Dortmunds schräge Ansichten fallen einem besonders ins Auge, wenn man – wie ich – noch ganz neu in der Stadt ist. Dazu kommt, dass meine Sichtweise nach langer Lebenszeit in München und zwei Jahren Freiburg durch das Kontrasterlebnis Köln geprägt wurde: Wer die bayerische Metropole kennt, weiß um die enorme Prächtigkeit und Sauberkeit, mit der sie sich rein visuell darstellt.

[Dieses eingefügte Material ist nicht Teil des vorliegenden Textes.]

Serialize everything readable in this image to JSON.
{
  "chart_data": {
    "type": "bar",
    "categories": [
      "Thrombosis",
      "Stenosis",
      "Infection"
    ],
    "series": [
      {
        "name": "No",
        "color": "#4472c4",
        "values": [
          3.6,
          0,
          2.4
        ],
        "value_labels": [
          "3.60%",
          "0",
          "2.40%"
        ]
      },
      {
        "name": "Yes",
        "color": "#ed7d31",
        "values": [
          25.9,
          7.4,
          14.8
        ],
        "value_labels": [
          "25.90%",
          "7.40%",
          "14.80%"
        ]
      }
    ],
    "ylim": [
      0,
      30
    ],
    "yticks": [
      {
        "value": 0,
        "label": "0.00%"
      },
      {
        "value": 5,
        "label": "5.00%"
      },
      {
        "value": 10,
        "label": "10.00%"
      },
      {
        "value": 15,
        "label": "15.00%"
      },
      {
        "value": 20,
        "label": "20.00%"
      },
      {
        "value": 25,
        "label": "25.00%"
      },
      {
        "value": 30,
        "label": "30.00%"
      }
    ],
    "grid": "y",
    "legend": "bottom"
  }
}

Die fortwährend verschönerten Fassaden, Straßen, Geschäfte, Kneipen und Parks sind fotogen und sauber, an Reinlichkeit lässt die Stadt nichts zu wünschen übrig. Ganz ähnlich auch Freiburg mit seinen pittoresken Gässchen und für den touristischen Blick adrett restaurierten mittelalterlichen Gebäuden.
Wer mit so einer Blickgewöhnung nach Köln zieht, bemerkt hier in einem fort die zahllosen visuellen Brüche, die durch die wilde Mischung aus 50er, 60er, 70er usw. Baustilen vorherrschen, die planlose Straßenführung, den Sperrmüll, die Kioskkultur – häufig lange ungestrichen, morsch, beklebt, improvisiert, hässlich. Alles andere als gelackte Fassade. Statt dessen voller Spuren aus der Zeit.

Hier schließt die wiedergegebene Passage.